Abstract

This paper is a small case study with a brief description and evaluation of regionally based, largely extracurricular professional writing activities by staff, and the opportunities provided to students in the Writing Program, School of Arts and Social Sciences, Southern Cross University. There may be a perception or assumption by some students that creative-writing opportunities are limited in the region, in terms of number and variety, or difficulty of access. This may be due to their own limited experience of the ‘writing world’, which is directly tied to the student cohort demographics. One of our concerns is to prepare students for the rigors of a professional life of writing or other related fields in a literary industry.
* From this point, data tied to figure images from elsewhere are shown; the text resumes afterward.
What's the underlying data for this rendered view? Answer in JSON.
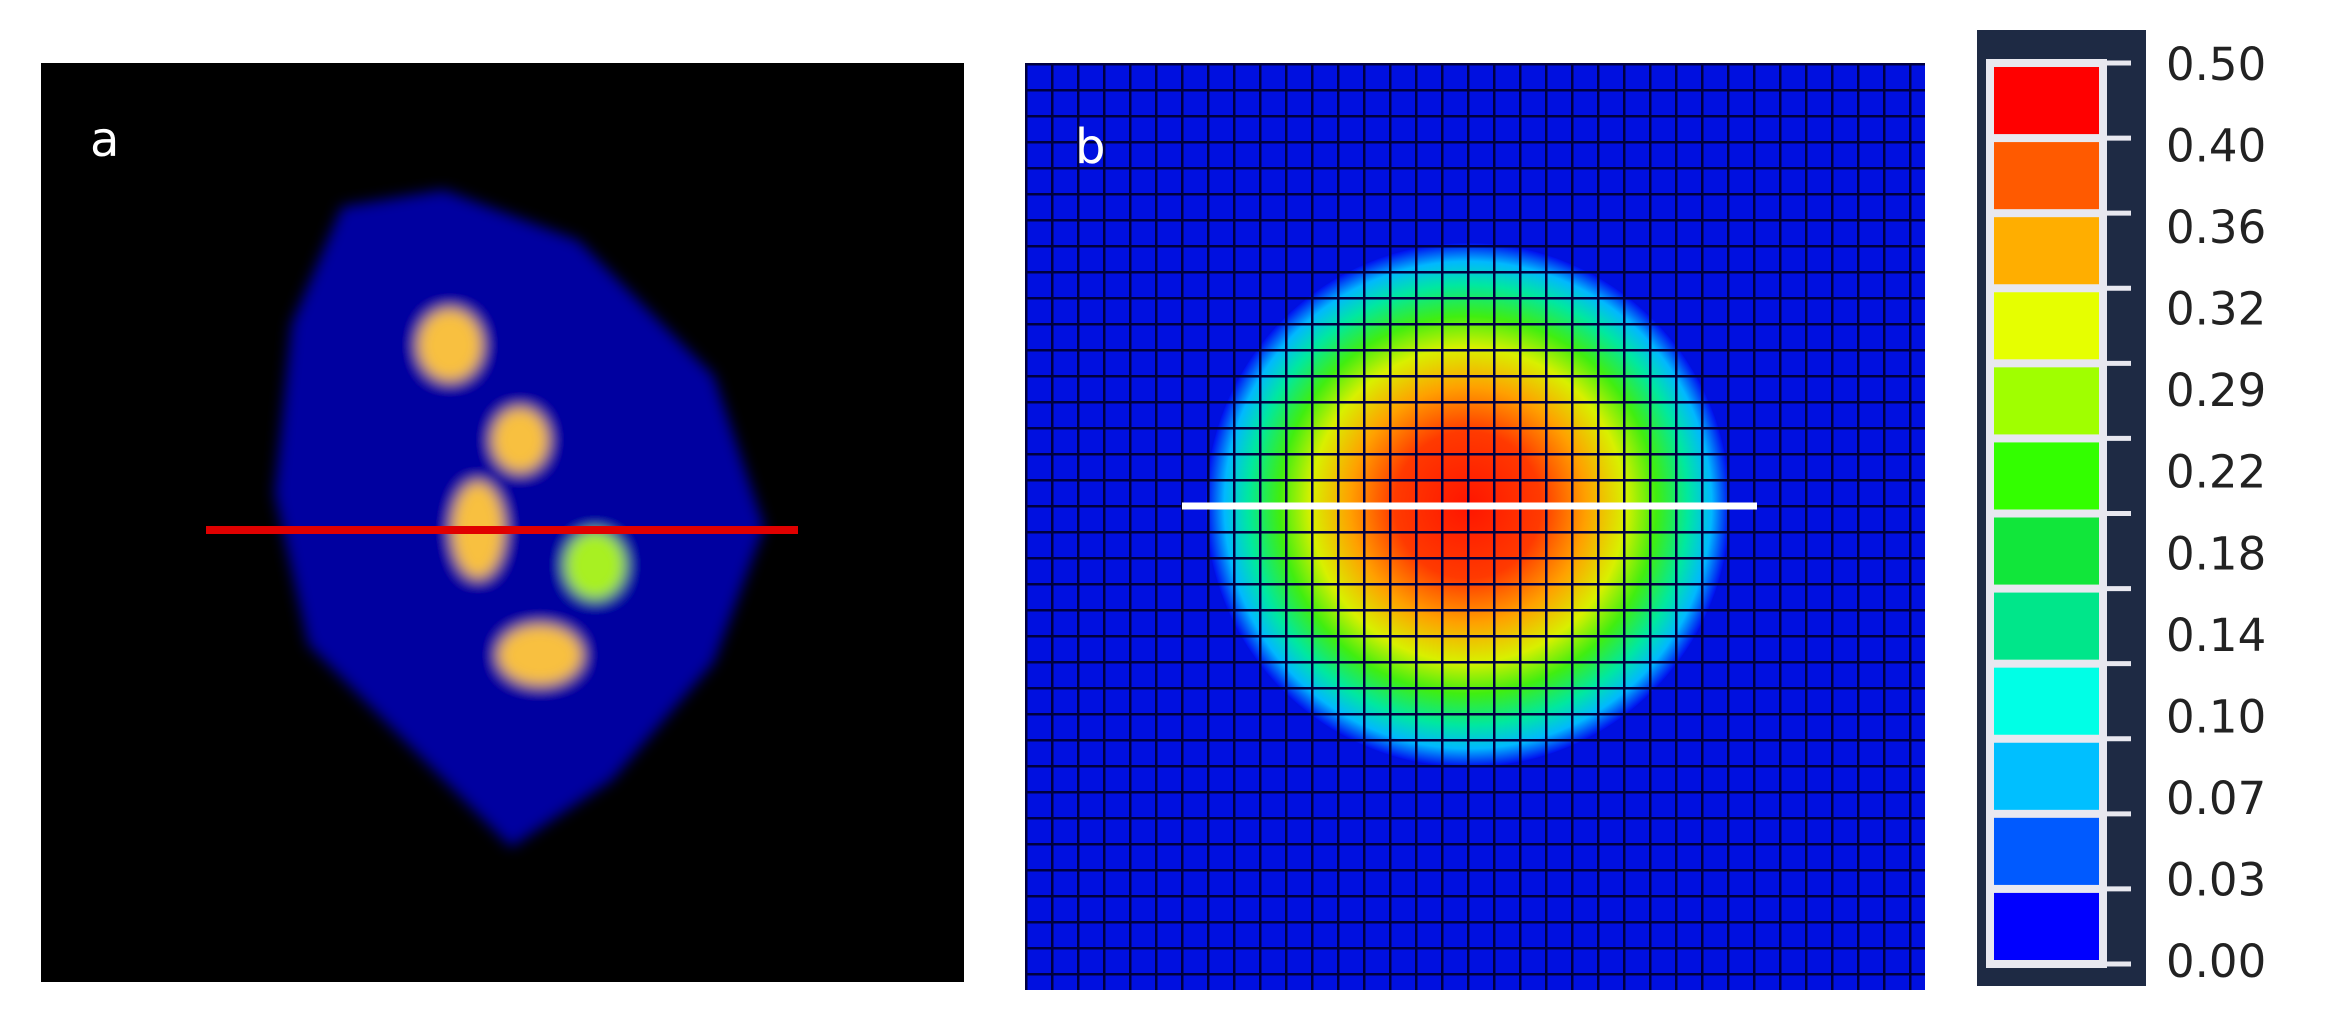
{
  "panels": [
    {
      "label": "a"
    },
    {
      "label": "b"
    }
  ],
  "colorbar": {
    "ticks": [
      "0.50",
      "0.40",
      "0.36",
      "0.32",
      "0.29",
      "0.22",
      "0.18",
      "0.14",
      "0.10",
      "0.07",
      "0.03",
      "0.00"
    ],
    "colors": [
      "#ff0000",
      "#ff5a00",
      "#ffae00",
      "#e6ff00",
      "#a0ff00",
      "#33ff00",
      "#11e63a",
      "#00e68a",
      "#00ffe6",
      "#00bfff",
      "#005aff",
      "#0000ff"
    ]
  }
}
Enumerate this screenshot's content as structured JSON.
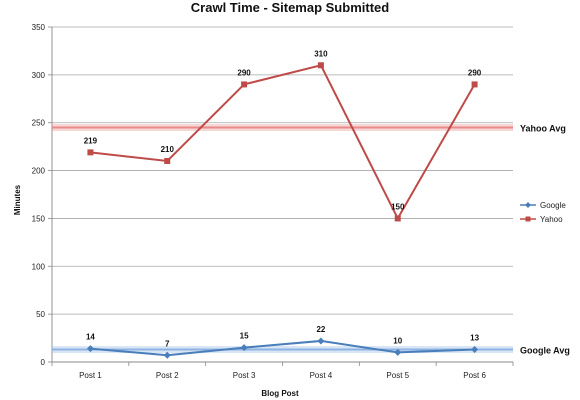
{
  "chart_data": {
    "type": "line",
    "title": "Crawl Time - Sitemap Submitted",
    "xlabel": "Blog Post",
    "ylabel": "Minutes",
    "categories": [
      "Post 1",
      "Post 2",
      "Post 3",
      "Post 4",
      "Post 5",
      "Post 6"
    ],
    "ylim": [
      0,
      350
    ],
    "yticks": [
      0,
      50,
      100,
      150,
      200,
      250,
      300,
      350
    ],
    "grid": true,
    "legend_position": "right",
    "series": [
      {
        "name": "Google",
        "values": [
          14,
          7,
          15,
          22,
          10,
          13
        ],
        "color": "#4a7ebb",
        "marker": "diamond",
        "labels": [
          "14",
          "7",
          "15",
          "22",
          "10",
          "13"
        ]
      },
      {
        "name": "Yahoo",
        "values": [
          219,
          210,
          290,
          310,
          150,
          290
        ],
        "color": "#be4b48",
        "marker": "square",
        "labels": [
          "219",
          "210",
          "290",
          "310",
          "150",
          "290"
        ]
      }
    ],
    "reference_lines": [
      {
        "label": "Yahoo Avg",
        "value": 245,
        "color": "#e8898a"
      },
      {
        "label": "Google Avg",
        "value": 13,
        "color": "#8fb4e3"
      }
    ]
  }
}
We provide our students with professional training or work experience opportunities: to read, to write, to publish, to be a publisher/editor, to work in a literary industry context. As well, Hartley (2014: 2) argues ‘for building on regionalism’s concern for place, space, and identity’. Writing and literature are key ways to explore and develop regional specificities. We think that the Northern Rivers is generating a regional literature, a literature of the Northern Rivers Gothic. As teachers, mentors, and residents in a regional area, we recognise that one of our tasks is to help students make connections to existing networks of opportunity, or create them ourselves, through teaching about the literary industry, participating in festivals, holding readings, providing information about publication and competition opportunities, celebrating achievements and engaging in regionally based creative research.